Northwest Arkansas Democrat-Gazette
Order on opioids
Walmart told to give up files on pharmacy handling of painkillers.
Walmart Inc. must disclose some internal files related to alleged mishandling of opioid painkillers sold through the company’s in-store pharmacies, after a judge ruled in favor of investors who claim directors failed in their oversight.
Two pension funds “quite clearly have a credible basis” to investigate whether board members wrongfully turned a blind eye to excessively large sales of the highly addictive medicines, Delaware Chancery Judge Travis Laster ruled Monday.
Walmart must turn over board discussions about opioid issues stretching back to 2010.
“I don’t think this is a close call,” Laster said during a video hearing. “I don’t think you can say with a straight face there isn’t any evidence of wrongdoing.”
States and local governments are suing numerous drug makers, distributors and pharmacies over the U.S. opioid epidemic, including Walmart. The retailer faces a November trial in Ohio in which municipalities will seek billions of dollars in damages for alleged failures to recognize “red flags” about heavily repeated sales of the painkillers.

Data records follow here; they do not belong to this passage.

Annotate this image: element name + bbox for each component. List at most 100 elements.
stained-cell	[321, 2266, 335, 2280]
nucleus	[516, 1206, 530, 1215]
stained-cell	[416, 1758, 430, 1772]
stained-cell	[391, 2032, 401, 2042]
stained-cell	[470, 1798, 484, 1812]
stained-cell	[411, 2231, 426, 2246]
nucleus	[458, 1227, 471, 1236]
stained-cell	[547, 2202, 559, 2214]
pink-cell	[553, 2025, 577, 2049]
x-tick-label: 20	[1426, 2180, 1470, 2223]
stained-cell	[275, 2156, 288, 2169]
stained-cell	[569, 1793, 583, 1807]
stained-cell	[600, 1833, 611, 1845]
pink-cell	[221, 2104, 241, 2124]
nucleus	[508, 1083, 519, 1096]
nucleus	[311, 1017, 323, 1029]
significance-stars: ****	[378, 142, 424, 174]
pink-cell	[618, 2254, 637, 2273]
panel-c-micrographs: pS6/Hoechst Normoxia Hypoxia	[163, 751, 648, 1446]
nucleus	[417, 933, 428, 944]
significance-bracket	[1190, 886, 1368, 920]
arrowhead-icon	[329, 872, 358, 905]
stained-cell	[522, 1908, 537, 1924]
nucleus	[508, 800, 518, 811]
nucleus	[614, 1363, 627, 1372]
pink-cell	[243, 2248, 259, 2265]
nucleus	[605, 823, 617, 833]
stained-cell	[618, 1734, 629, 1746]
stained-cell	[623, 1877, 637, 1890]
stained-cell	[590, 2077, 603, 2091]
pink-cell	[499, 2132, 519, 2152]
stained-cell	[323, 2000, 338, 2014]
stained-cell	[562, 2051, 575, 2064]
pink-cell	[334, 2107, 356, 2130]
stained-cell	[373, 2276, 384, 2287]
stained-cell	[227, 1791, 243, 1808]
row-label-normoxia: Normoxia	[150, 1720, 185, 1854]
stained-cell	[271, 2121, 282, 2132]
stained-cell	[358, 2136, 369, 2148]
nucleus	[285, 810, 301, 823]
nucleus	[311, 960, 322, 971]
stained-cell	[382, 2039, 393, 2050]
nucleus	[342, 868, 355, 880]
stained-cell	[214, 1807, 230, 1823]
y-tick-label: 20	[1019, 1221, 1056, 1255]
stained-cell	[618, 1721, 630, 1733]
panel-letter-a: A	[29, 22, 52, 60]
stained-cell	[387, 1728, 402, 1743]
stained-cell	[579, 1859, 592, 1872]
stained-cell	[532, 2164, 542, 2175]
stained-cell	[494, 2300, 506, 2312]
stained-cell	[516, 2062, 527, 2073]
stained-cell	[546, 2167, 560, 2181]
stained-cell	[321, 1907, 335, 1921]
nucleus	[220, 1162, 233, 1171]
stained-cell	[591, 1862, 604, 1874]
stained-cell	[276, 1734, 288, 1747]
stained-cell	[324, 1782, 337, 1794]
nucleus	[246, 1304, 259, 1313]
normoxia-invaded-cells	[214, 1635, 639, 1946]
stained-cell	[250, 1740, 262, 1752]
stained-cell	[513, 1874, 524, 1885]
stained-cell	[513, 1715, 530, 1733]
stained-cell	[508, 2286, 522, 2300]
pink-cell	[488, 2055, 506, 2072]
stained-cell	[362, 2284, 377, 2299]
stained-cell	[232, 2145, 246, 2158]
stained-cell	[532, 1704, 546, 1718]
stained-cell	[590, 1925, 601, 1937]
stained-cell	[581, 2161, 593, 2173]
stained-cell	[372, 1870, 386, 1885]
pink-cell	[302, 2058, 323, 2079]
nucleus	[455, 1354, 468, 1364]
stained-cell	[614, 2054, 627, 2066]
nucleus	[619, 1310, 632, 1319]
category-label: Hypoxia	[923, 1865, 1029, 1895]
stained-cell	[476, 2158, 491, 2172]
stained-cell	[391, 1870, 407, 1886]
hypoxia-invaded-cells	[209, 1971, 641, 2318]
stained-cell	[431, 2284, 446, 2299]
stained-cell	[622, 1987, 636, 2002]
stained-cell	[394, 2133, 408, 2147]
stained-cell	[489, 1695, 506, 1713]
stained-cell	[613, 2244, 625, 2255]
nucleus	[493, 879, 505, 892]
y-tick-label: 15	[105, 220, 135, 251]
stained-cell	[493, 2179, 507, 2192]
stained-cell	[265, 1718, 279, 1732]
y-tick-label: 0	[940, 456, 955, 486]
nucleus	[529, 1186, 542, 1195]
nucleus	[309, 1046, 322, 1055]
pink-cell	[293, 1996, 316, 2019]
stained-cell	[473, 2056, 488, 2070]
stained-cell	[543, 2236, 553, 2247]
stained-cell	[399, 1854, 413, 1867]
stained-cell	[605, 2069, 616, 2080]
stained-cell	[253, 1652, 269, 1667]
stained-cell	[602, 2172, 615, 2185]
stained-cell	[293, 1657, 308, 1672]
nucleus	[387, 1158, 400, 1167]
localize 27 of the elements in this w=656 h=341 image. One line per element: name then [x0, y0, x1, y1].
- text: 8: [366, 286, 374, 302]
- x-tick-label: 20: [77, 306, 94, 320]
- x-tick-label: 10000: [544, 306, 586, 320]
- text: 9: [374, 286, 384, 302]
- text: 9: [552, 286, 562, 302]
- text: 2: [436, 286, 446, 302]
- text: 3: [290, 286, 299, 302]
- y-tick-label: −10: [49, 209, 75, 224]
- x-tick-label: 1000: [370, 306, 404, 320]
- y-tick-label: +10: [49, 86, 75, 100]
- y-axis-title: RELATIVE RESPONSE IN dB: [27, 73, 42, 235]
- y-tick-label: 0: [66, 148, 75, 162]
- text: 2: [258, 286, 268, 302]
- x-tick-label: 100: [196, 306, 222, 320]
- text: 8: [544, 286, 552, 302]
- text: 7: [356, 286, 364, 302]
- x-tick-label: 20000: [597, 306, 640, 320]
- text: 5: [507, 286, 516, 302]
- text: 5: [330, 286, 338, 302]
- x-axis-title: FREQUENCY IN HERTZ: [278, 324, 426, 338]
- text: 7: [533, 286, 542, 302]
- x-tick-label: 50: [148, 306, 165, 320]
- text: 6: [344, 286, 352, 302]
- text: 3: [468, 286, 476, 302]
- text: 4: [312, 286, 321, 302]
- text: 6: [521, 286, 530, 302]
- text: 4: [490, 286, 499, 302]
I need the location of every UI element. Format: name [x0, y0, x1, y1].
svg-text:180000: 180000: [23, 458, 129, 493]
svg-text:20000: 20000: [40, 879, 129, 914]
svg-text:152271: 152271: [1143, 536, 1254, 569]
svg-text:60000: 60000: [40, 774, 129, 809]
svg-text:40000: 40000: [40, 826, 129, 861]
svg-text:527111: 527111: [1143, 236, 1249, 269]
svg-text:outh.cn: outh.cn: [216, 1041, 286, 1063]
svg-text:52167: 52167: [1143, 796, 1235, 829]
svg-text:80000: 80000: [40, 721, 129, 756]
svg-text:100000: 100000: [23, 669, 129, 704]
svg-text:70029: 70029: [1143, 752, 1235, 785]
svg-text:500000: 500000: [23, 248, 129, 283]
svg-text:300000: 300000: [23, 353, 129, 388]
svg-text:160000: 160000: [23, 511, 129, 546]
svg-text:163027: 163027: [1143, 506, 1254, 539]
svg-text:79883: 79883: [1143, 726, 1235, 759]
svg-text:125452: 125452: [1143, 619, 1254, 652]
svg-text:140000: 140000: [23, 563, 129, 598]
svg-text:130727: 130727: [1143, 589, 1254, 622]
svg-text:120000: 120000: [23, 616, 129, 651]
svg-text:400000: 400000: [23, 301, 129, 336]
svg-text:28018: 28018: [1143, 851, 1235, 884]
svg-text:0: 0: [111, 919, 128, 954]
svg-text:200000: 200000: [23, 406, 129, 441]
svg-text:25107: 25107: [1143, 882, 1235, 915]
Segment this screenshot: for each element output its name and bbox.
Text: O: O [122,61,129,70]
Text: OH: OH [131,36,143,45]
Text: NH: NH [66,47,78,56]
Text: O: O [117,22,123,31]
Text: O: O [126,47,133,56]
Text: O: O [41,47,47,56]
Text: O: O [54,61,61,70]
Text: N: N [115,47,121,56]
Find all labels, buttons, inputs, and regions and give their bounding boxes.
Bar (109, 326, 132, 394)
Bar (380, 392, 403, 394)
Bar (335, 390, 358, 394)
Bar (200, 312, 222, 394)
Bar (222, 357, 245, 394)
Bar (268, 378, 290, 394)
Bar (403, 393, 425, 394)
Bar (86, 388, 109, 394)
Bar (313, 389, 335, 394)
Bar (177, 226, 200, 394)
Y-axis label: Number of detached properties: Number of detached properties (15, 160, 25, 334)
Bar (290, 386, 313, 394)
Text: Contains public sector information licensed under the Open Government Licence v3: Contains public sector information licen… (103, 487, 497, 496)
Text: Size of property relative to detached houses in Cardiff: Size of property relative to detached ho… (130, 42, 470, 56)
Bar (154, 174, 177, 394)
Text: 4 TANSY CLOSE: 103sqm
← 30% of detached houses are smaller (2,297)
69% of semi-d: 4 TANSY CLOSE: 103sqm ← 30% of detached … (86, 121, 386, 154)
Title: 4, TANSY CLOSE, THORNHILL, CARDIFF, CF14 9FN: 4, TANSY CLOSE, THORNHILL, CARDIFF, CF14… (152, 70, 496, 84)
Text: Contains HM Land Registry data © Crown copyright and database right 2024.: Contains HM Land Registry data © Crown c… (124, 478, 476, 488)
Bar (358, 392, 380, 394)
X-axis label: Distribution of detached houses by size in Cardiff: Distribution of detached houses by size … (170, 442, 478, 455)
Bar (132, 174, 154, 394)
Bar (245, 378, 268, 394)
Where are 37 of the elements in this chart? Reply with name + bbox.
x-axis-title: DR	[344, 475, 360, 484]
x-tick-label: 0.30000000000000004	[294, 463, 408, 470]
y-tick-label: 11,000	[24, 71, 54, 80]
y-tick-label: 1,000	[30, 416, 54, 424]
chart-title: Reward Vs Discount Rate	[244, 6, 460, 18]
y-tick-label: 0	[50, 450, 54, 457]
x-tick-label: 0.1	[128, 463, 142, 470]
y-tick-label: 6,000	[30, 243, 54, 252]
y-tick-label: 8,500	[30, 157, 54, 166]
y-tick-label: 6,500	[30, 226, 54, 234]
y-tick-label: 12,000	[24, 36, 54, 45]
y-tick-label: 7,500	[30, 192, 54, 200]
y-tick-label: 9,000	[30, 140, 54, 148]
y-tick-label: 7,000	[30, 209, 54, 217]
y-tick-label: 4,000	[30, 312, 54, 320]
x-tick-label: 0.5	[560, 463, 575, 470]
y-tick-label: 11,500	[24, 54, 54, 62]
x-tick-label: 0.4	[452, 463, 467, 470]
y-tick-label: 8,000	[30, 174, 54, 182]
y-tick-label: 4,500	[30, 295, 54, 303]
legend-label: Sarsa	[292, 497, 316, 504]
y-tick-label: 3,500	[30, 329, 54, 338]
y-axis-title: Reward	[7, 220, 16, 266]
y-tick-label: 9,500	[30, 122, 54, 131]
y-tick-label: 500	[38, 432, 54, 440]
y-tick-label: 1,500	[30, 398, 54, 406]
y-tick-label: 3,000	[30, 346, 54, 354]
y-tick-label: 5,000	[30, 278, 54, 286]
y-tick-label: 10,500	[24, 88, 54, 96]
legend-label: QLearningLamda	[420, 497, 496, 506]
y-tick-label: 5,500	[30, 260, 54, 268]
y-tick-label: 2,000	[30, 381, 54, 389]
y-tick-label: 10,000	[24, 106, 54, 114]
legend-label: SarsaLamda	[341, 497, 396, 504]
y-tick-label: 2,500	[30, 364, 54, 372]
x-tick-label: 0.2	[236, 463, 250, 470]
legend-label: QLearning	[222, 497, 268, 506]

Randy Hargrove, a Walmart spokesman, rejected claims that the company’s board members or execu
tives fumbled their handling of opioid issues. “Walmart takes its responsibility to shareholders seriously,” Hargrove said in an emailed statement. “We continue to believe that the evidence will show neither Walmart nor its board engaged in any misconduct.”
The funds, which own Walmart shares, contend in court filings that some of the chain’s executives ensured a steady stream of the painkillers to doctor-run pill mills that routinely wrote hundreds of prescriptions for opioid painkillers. To support their claims, the investors cite evidence that emerged in the opioid cases consolidated before a federal judge in Cleveland, as well as media reports.
When the federal government moved to investigate and then prosecute Walmart, the retailer used its political clout to “thwart any such enforcement action, causing career public servants to quit their jobs in frustration and disgust,” the funds alleged.
David Wales, a lawyer for the funds, told the judge during the hearing Monday that the plaintiffs are seeking the internal files to get a better handle on the board’s oversight of opioid distribution. The company agreed with the federal government in 2010 to beef up monitoring of sales of the highly addictive pills.
Still, the company failed to keep an eye on excessively large opioid sales within its 2,700 in-store pharmacies, Wales said. The investigation would focus on whether Walmart “lived up” to its agreement with the government, he said.
The judge overseeing the consolidated opioid claims against Walmart and other pharmacy chains rejected the companies’ bid to have the suits thrown out, saying there was enough evidence of lax oversight to raise questions about Walmart’s liability, Wales said.
For example, in a January ruling, the judge in Cleveland said Walmart started flagging excessive opioid orders in 2011, but that didn’t stop them from being shipped. “It’s unclear what, if any, due diligence was done on these flagged orders,” the judge said.
“It appears Walmart simply shipped the flagged orders and didn’t report them” to federal regulators, according to the decision.
Ray Dicamillo, one of Walmart’s lawyers, told the judge Monday the funds have no evidence directors were involved in the opioid issue and sales of the painkillers was a minuscule part of the chain’s business. He said the health and wellness unit that sells the pills generates about 8% of the retailer’s revenue, according to a transcript of the hearing.
Sean Berkowitz, a former Enron prosecutor who is now part of Walmart’s defense team, derided part of the funds’ document requests as amounting to a “fishing expedition.”